Unstructured Data: The Most Valuable Resource You Didn’t Know You Had
Jan 8, 2025
Gradient Team
You can only see 10% of an iceberg at any given time as approximately 90% of the average iceberg’s mass is underwater. Similarly, most financial services companies only leverage a small percentage of their available data while the vast majority goes unused. This is because roughly 80-90% of the world’s data is unstructured, according to an estimate from MIT’s Sloan School of Management.
Historically, unstructured data has been nearly impossible for companies to utilize unless it was properly cleaned and formatted to be compatible with modern analytical tools. Not only is this an expensive and time-consuming process but it’s also incredibly difficult to clean large datasets without altering them and damaging their quality.
However, using new artificial intelligence (AI) solutions like Gradient’s Finance Reasoning Platform, it’s now possible for modern finance companies to tap into unstructured data sources to streamline operations, open up new revenue opportunities, and gain unique insights.

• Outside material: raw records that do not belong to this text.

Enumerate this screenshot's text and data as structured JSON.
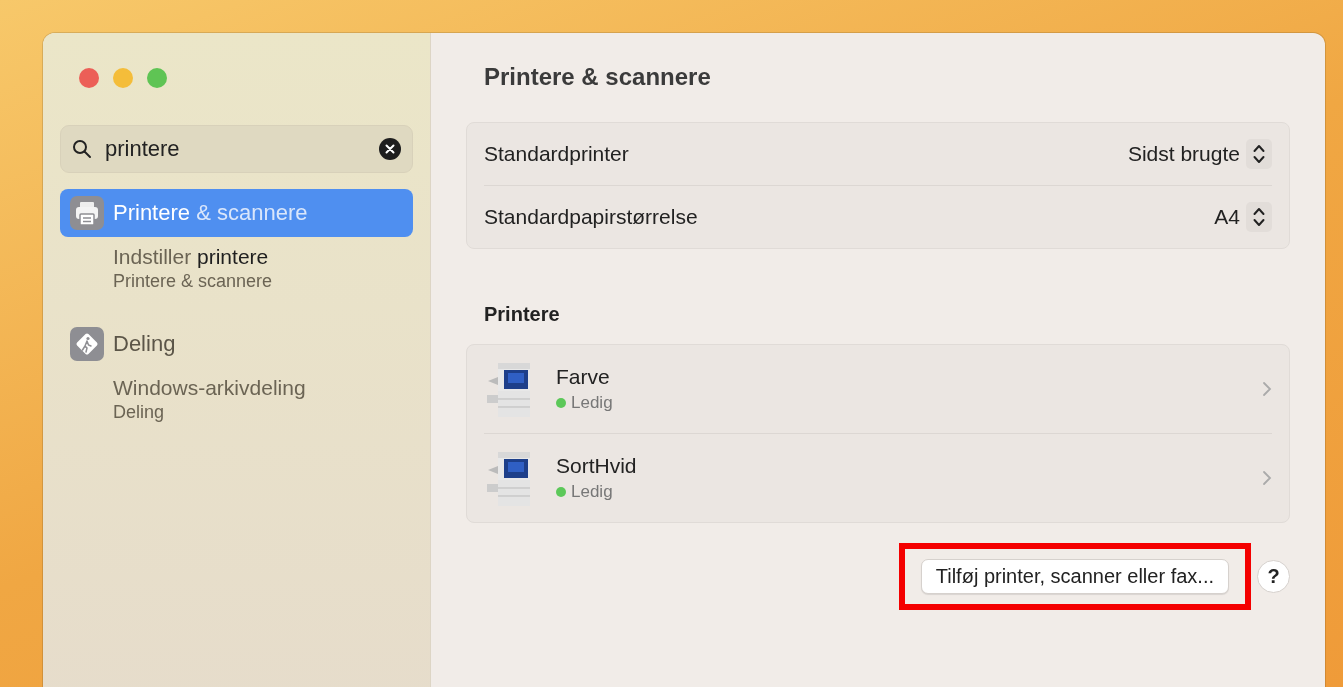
{
  "search": {
    "value": "printere"
  },
  "results": [
    {
      "kind": "pane",
      "label": "**Printere** & scannere",
      "selected": true
    },
    {
      "kind": "setting",
      "label": "Indstiller **printere**",
      "sub": "Printere & scannere",
      "selected": false
    },
    {
      "kind": "pane",
      "label": "Deling",
      "selected": false
    },
    {
      "kind": "setting",
      "label": "Windows-arkivdeling",
      "sub": "Deling",
      "selected": false
    }
  ],
  "title": "Printere & scannere",
  "settings": [
    {
      "label": "Standardprinter",
      "value": "Sidst brugte"
    },
    {
      "label": "Standardpapirstørrelse",
      "value": "A4"
    }
  ],
  "printers_heading": "Printere",
  "printers": [
    {
      "name": "Farve",
      "status": "Ledig",
      "color": "#5cc859"
    },
    {
      "name": "SortHvid",
      "status": "Ledig",
      "color": "#5cc859"
    }
  ],
  "add_button": {
    "label": "Tilføj printer, scanner eller fax...",
    "highlighted": true
  },
  "help_button": "?"
}
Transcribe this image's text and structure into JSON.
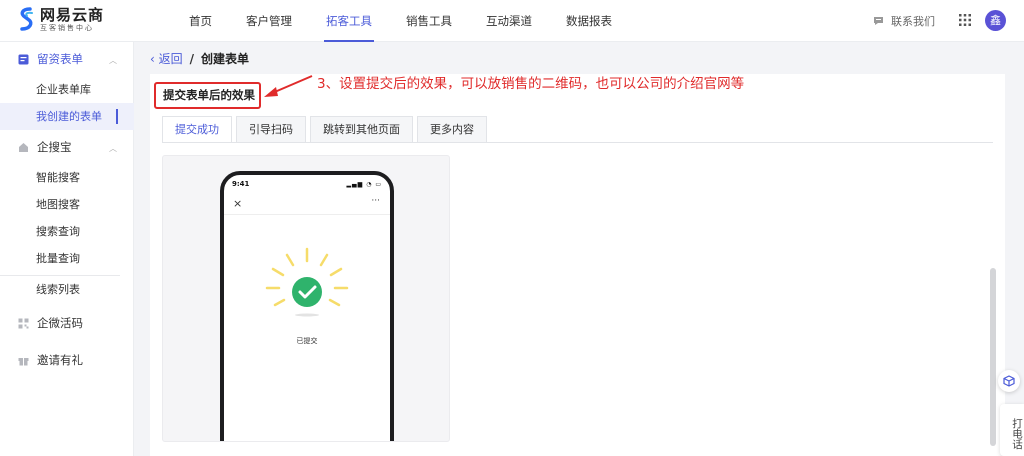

This article will take a closer look at why unstructured data is the most valuable resource you didn’t know you had and how Gradient can help you leverage it to your advantage.
The Era of Big Data
Data is one of the most valuable resources that a company can have in today’s economy. Modern corporations harness both internal and external data sources to help improve decision-making, learn more about their customers, gain a competitive advantage in the marketplace, streamline operations, and drive profitability. Experts consider the field of data analytics to be especially important in finance, which is one of the most data-heavy industries in the world.
What sets the financial services industry apart from so many others is the abundance of both internal and external data sources. Finance companies can collect an almost mind-numbing stream of data from their own customers. But, depending on the industry, they can also leverage a number of exterior data sources including:
Market Data: Stock prices, bond yields, commodities, exchange rates, indexes
Macroeconomic Data: GDP, unemployment rates, inflation rates, consumer confidence reports
Central Bank Policies: Inflation rate decisions, FOMC minutes, economic forecasts
Real Estate Data: Property values, rental market trends, zoning laws
Credit and Risk Data: Credit scores, default rates
Consumer Behavior Data: Spending patterns, consumer sentiment reports
Industry-Specific Data: Sector trends, M&As, supply chain data
These are just a few of the external data sources that asset managers, banks, and other financial institutions may be interested in monitoring, in addition to their own internal data flows and customer data. However, there is just one major problem…the overwhelming majority of these datasets are unstructured.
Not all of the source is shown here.